O processo atenua a ansiedade, minimiza os sintomas e contribui para que o profissional da saúde possa reaver o equilíbrio e se manter na rotina. O atendimento também serve como medida preventiva para a saúde mental, evitando que o quadro psicológico piore.

“Existem profissionais da saúde que já tinham transtornos leves ou moderados antes da epidemia. Então é necessário um cuidado maior para que essas pessoas consigam manter os seus tratamentos em dia. A psicoterapia online, que foi regulamentada, permite isso. Se for tratamento psiquiátrico, é bom checar se o médico está fazendo teleatendimento”, diz.

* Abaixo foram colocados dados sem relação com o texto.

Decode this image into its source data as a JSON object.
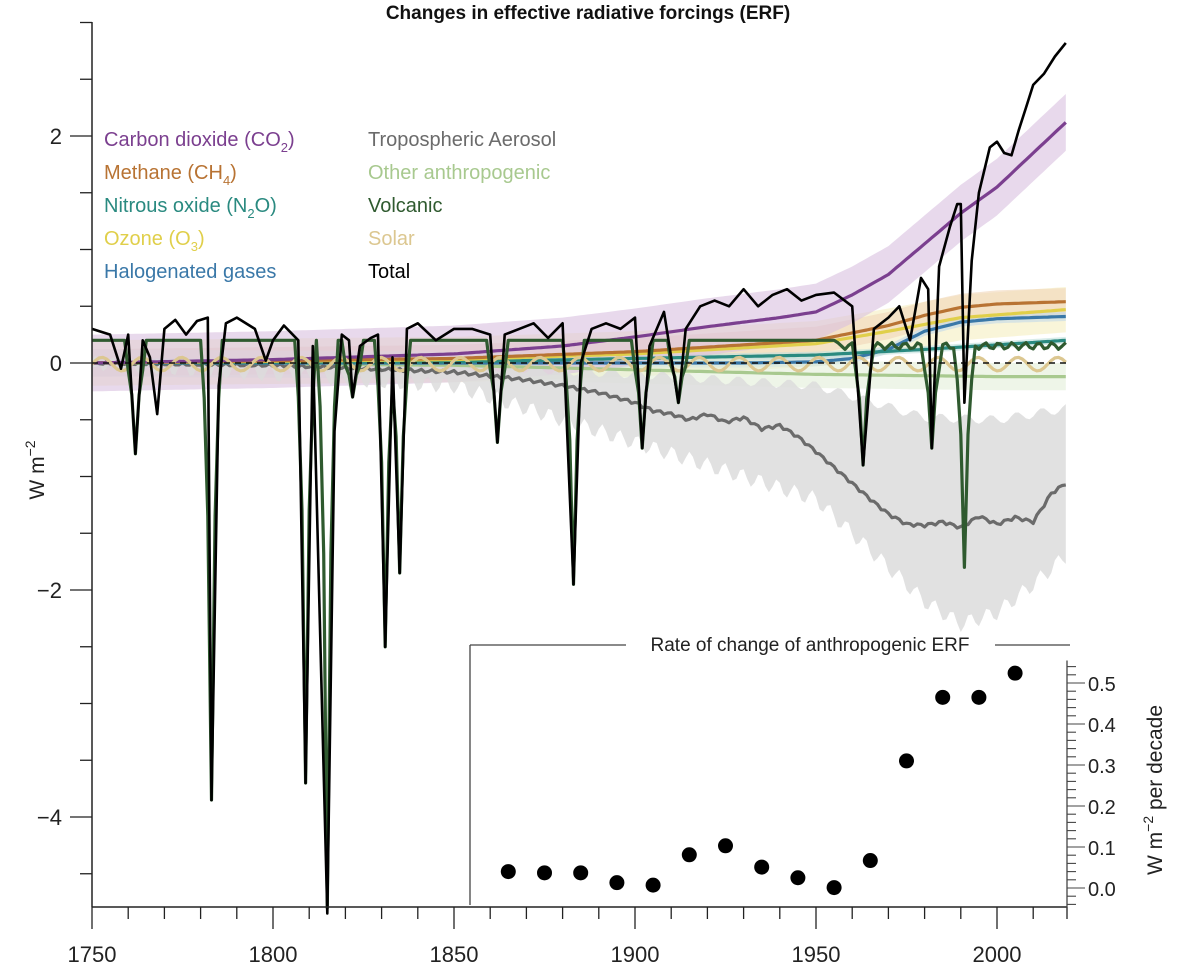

Anice Holanda destaca que o momento é de alerta para a importância de se cuidar, entender o valor de manter um tratamento que já vinha sendo feito, perceber que não está só e buscar suporte profissional.

Medo
“A primeira morte de paciente nunca saiu da minha cabeça”, conta Francisco Furtado Neto. A experiência no início da carreira como médico, há cinco anos, foi parte do aprendizado necessário para “adquirir resistência” no trabalho. Hoje, aos 32 anos, ele é diretor das Unidades de Pronto Atendimento (UPAs) dos bairros Bom Jardim, Vila Velha e Edson Queiroz. “Ninguém se acostuma com a morte, mas a gente vai aprendendo que isso faz parte do ciclo da vida. A gente tenta evitar que aconteça, ou pelo menos aliviar a dor desse momento, dar mais conforto ao paciente quando é inevitável”, diz.

Ele relata que, no atual contexto, a dificuldade em lidar com a perda une-se à preocupação em se contaminar com o novo vírus e o risco de transmiti-lo para outras pessoas. O que causa mais medo, porém, é ver crescer o número de mortes por dia, como aconteceu em outros países. “Temos muitos pacientes já entubados, outros ainda em suspeita. A profissão em si já causa um pouco de ansiedade, e nesse caso só aumenta”, afirma o médico.

Fora da unidade de saúde, pesa mais ainda a saudade dos familiares. Os parentes de Francisco Furtado Neto continuam em isolamento no município de Barbalha, sua cidade natal, e o contato agora é restrito às ligações e videochamadas. A falta dos sobrinhos, que ele via pelo menos uma vez por semana, agora é notável. O último encontro aconteceu há quase 25 dias.

Há dois meses, o médico iniciou sessões de terapia com uma psicóloga. O atendimento é feito pela internet semanalmente, por uma hora, e, segundo ele, vem ajudando bastante. “Ela reforçou que era muito importante fazer essas sessões nesse momento. Por mais que a nossa classe já esteja lidando com pressão desde a faculdade, agora é como uma situação de guerra sem armas. Essas questões ficam sempre martelando na nossa cabeça. E é impossível não pensar nas pessoas com menos condições sociais, que não podem fazer o isolamento social de maneira confortável. A gente tenta ajudar”, revela.

Sessões online
Além da frequente ansiedade, as situações adversas da epidemia podem gerar sensação de fraqueza, despreparo e exaustão emocional, conforme explica a psicóloga clínica Noália Araújo, professora de Psicologia da Universidade de Fortaleza. A principal recomendação a esses profissionais da saúde, segundo ela, é buscar ajuda por atendimentos online.

“Acredito que podemos tentar contribuir para minimizar esses impactos psicológicos. Fazemos essa escuta ativa e mais qualificada para quem precisa”, diz. “Esse atendimento tanto pode ser individual, ou em grupos online, para quem preferir”.

Ela indica, ainda, a busca por atividades que possam servir como distrações em casa, durante o isolamento e fora do horário de trabalho. Yoga, exercícios, pintura e leitura são exemplos. “Além disso, buscar fontes precisas, como a própria Organização Mundial de Saúde (OMS), ao invés de consumir esse bombardeio de mensagens em grupos de WhatsApp, com informações muitas vezes falsas. É bom sair desses excessos. Procurar ler sobre assuntos diferentes do que se está acostumado”, destaca.